I Built a Compliance Monitor That Tracks Any Stock Across 4 Data Sources — In 50 Lines of Python
I was building a prediction market trading bot. The bot needed to understand what was happening around any company — not just headlines, but SEC filings, earnings call transcripts, YouTube analyst reactions, and news coverage. All cross-referenced, all in real-time.
Here's what that used to look like:
- GDELT API for news monitoring (300 lines of query building, response parsing, deduplication)
- feedparser for RSS feeds (200 lines of polling logic)

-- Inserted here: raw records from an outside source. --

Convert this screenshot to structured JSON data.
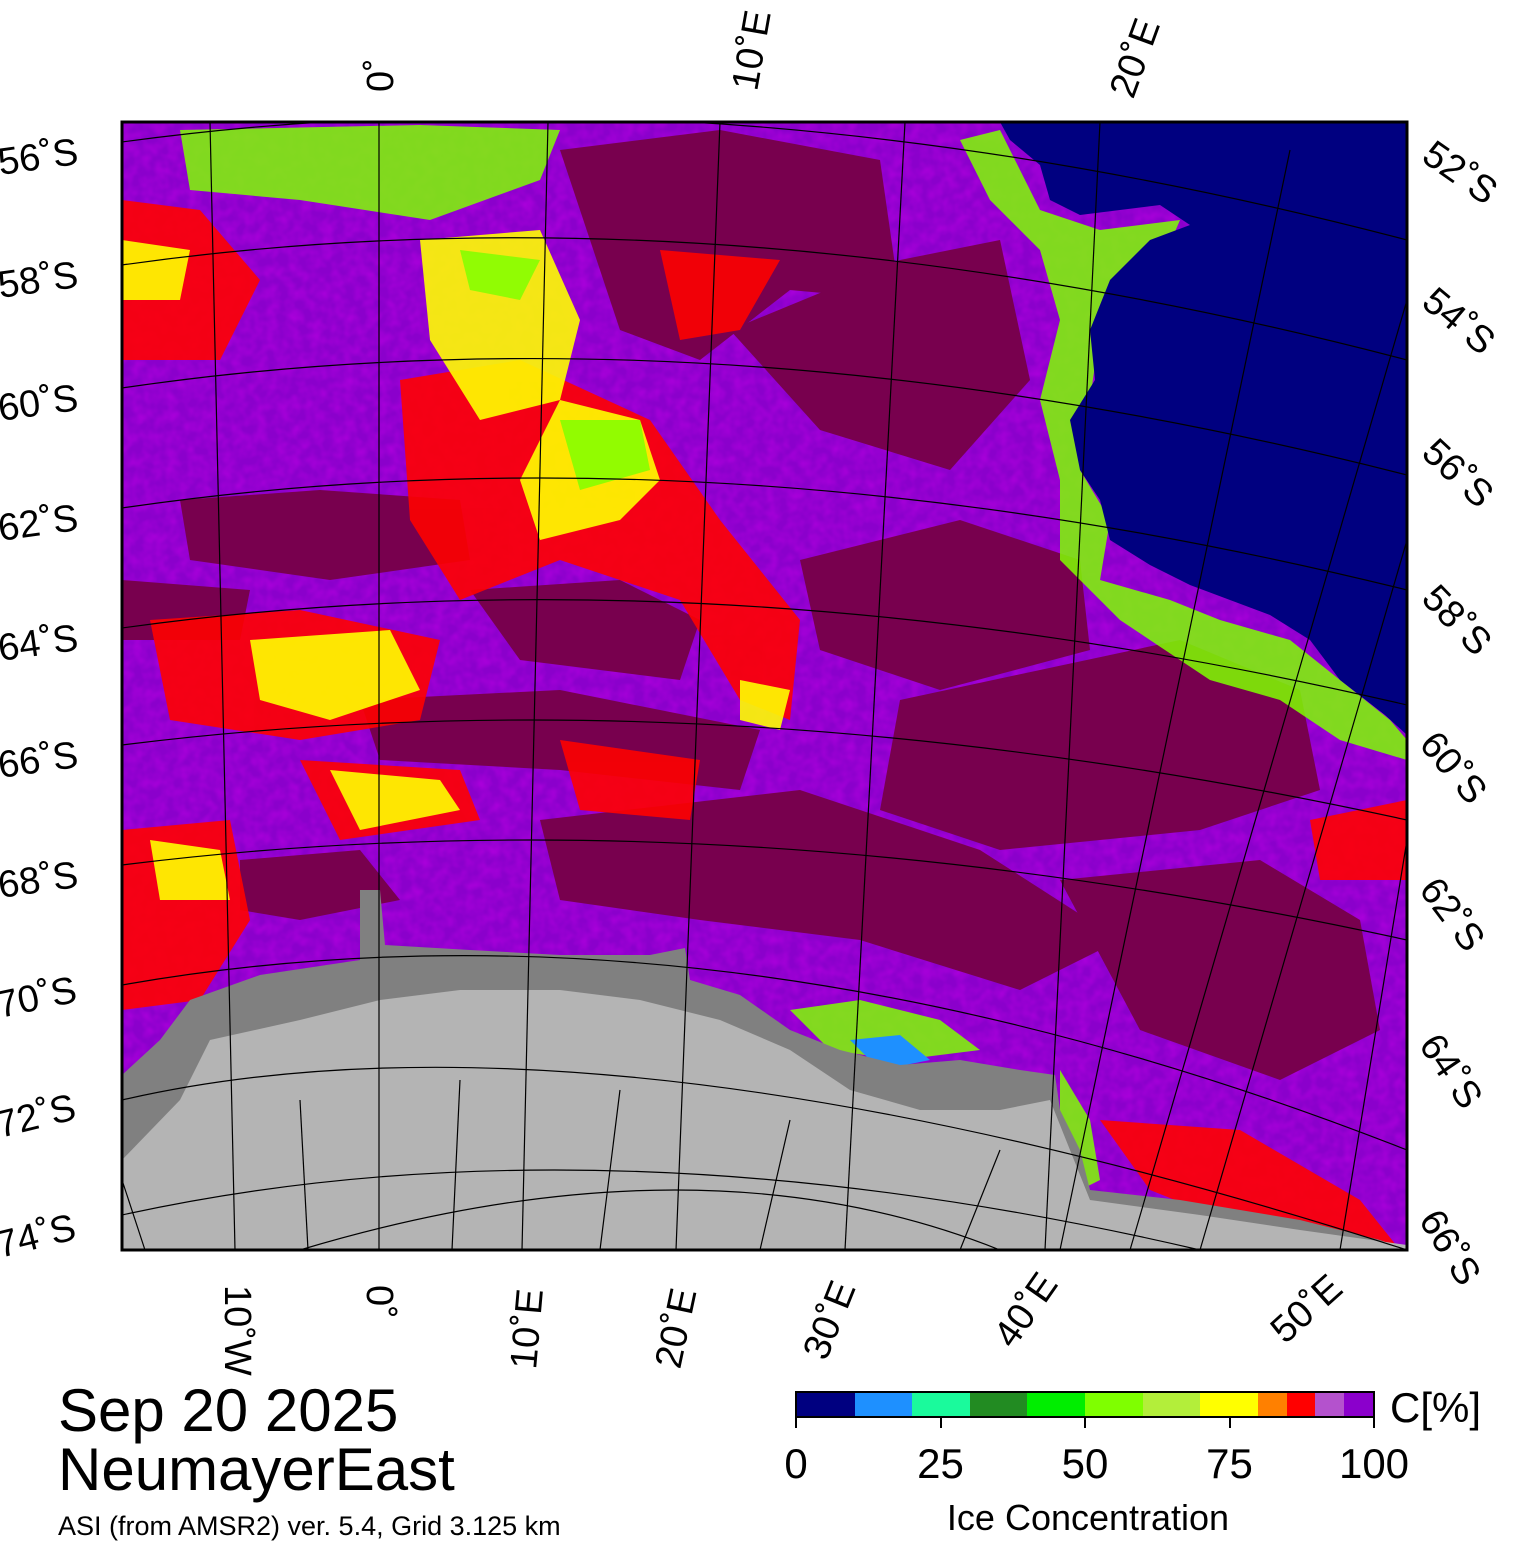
{
  "map": {
    "date": "Sep 20 2025",
    "region": "NeumayerEast",
    "source": "ASI (from AMSR2) ver. 5.4,  Grid 3.125 km",
    "colors": {
      "ocean": "#000080",
      "land": "#b4b4b4",
      "ice_shelf": "#808080",
      "frame": "#000000"
    },
    "lon_labels_top": [
      "0˚",
      "10˚E",
      "20˚E"
    ],
    "lon_labels_bottom": [
      "10˚W",
      "0˚",
      "10˚E",
      "20˚E",
      "30˚E",
      "40˚E",
      "50˚E"
    ],
    "lat_labels_left": [
      "56˚S",
      "58˚S",
      "60˚S",
      "62˚S",
      "64˚S",
      "66˚S",
      "68˚S",
      "70˚S",
      "72˚S",
      "74˚S"
    ],
    "lat_labels_right": [
      "52˚S",
      "54˚S",
      "56˚S",
      "58˚S",
      "60˚S",
      "62˚S",
      "64˚S",
      "66˚S"
    ]
  },
  "colorbar": {
    "title": "Ice Concentration",
    "unit": "C[%]",
    "tick_labels": [
      "0",
      "25",
      "50",
      "75",
      "100"
    ],
    "tick_values": [
      0,
      25,
      50,
      75,
      100
    ],
    "range": [
      0,
      100
    ],
    "colors": [
      "#000080",
      "#1e90ff",
      "#1afa9c",
      "#228b22",
      "#00ee00",
      "#7fff00",
      "#b3ee3a",
      "#ffff00",
      "#ff8000",
      "#ff0000",
      "#b452cd",
      "#8b00cc"
    ],
    "bounds": [
      0,
      10,
      20,
      30,
      40,
      50,
      60,
      70,
      80,
      85,
      90,
      95,
      100
    ]
  }
}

- httpx + regex for article text extraction (120 lines of HTML scraping that broke every time a site changed)
- YouTube Data API for video search (separate API key, separate rate limits)
- SEC EDGAR API for filings (another integration, another auth pattern)
That's 500+ lines of glue code across 5 different APIs, each with their own auth, rate limits, response formats, and failure modes.
Then I found Trawl.
The Replacement
pip install trawl-sdk
from trawl import TrawlClient
client = TrawlClient() # No API key needed
That's the setup. Here's what it replaces.
Before: 120 Lines of HTML Scraping
This is actual production code from our trading bot. It fetches article text from news URLs:
# article_fetcher.py — the old way (120 lines, abbreviated)
BLOCKED_DOMAINS = frozenset({"wsj.com", "ft.com", "bloomberg.com"})
_HEADERS = {
"User-Agent": "Mozilla/5.0 (Macintosh; Intel Mac OS X 10_15_7)..."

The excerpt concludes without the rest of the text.